Friends mean well. Most of the time their advice is impeccable. Sometimes, however, their advice takes a while to sink in - or is still sinking in. Specifically, over the course of the last 7 years, I've had three friends attempt to teach me essentially the same thing but I'm still working on the concept. Originally, the lesson was to be assertive. The next time it was to do what I wanted. Most recently, it came in the form of a diagnosis - I have a Wall of Kindness.
The Wall of Kindness
- definition: barrier or force that prevents mistreatment of others but also promotes service for others always without consideration for myself.
Having a wall of this sort doesn't sound so bad, right? For the most part, it is a blessing. I've gained much in my life from my wall.
- applications:
- The Golden Rule - I strive to do to others what I would have others do to me.
- No matter how people have treated me, I have responded with kindness.
- At my convenience or inconvenience, my kindness continues.
- The result is my living for other people.

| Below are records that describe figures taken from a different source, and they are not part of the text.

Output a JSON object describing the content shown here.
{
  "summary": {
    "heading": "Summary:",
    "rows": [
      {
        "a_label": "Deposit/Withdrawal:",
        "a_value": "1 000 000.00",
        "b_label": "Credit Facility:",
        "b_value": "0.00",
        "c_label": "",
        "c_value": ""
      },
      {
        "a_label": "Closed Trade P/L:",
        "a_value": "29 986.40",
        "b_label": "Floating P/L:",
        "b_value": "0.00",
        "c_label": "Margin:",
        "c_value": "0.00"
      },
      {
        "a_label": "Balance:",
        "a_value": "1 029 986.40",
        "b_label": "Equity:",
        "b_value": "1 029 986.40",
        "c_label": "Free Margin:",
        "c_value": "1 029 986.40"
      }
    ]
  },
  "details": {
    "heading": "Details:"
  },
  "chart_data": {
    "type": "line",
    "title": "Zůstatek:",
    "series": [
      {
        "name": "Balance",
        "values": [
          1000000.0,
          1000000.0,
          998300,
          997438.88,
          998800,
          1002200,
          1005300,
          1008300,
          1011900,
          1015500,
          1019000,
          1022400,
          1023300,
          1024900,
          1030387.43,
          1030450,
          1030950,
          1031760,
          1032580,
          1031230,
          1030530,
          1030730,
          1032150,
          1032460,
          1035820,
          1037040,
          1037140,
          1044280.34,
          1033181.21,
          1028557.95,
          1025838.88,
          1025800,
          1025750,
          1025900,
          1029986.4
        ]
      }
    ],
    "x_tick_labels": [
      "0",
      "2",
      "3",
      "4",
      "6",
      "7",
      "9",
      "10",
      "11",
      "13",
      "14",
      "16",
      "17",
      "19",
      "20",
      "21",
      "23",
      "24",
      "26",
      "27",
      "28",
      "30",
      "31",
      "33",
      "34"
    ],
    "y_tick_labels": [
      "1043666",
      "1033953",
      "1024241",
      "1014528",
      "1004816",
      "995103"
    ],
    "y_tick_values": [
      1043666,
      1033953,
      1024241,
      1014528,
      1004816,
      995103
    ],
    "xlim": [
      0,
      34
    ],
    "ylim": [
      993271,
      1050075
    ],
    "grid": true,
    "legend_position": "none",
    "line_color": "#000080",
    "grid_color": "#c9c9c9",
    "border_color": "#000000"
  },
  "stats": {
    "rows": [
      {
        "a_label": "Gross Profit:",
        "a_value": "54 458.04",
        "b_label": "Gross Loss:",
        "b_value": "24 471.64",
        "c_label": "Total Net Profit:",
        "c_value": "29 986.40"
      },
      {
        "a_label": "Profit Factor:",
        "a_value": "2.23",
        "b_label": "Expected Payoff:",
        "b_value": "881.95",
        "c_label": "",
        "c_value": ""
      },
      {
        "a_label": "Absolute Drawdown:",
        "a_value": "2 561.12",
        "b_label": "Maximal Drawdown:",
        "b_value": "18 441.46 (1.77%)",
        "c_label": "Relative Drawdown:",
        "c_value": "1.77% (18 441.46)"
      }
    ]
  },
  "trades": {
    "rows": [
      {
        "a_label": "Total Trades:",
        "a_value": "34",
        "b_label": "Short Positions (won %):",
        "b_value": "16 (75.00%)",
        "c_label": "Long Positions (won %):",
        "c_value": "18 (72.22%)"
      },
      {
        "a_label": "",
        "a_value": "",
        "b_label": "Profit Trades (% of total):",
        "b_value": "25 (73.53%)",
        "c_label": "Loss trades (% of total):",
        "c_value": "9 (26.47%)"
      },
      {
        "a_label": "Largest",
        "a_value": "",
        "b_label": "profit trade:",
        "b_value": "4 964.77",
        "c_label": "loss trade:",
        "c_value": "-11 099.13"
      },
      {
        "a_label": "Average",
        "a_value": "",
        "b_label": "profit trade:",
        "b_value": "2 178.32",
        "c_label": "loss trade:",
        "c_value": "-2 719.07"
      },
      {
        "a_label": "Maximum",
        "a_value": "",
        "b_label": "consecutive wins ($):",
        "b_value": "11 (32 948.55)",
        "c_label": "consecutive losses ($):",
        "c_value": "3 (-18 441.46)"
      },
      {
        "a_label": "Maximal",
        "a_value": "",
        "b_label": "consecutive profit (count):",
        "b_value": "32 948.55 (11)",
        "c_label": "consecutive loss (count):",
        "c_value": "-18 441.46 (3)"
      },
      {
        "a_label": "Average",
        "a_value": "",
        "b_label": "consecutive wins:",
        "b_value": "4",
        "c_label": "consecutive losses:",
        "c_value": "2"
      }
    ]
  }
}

After a while, I don't know what exactly my own life is made of.
And maybe it's that last part when it becomes a problem. Maybe there could be such a thing as 'too nice' when you don't know who you are anymore. But this has never stopped me. My Wall of Kindness reigns in my life. The Wall is all I've ever known - there's a safety in it as well as a mastery. If I can continue to be kind, I win in many ways. This leads me to believe that kindness isn't all there is.
What I truly seek is balance. The Scales of Kindness sound ideal. Maybe I can be kind without it ruling my life. I will be kind and still be myself. That's my new goal.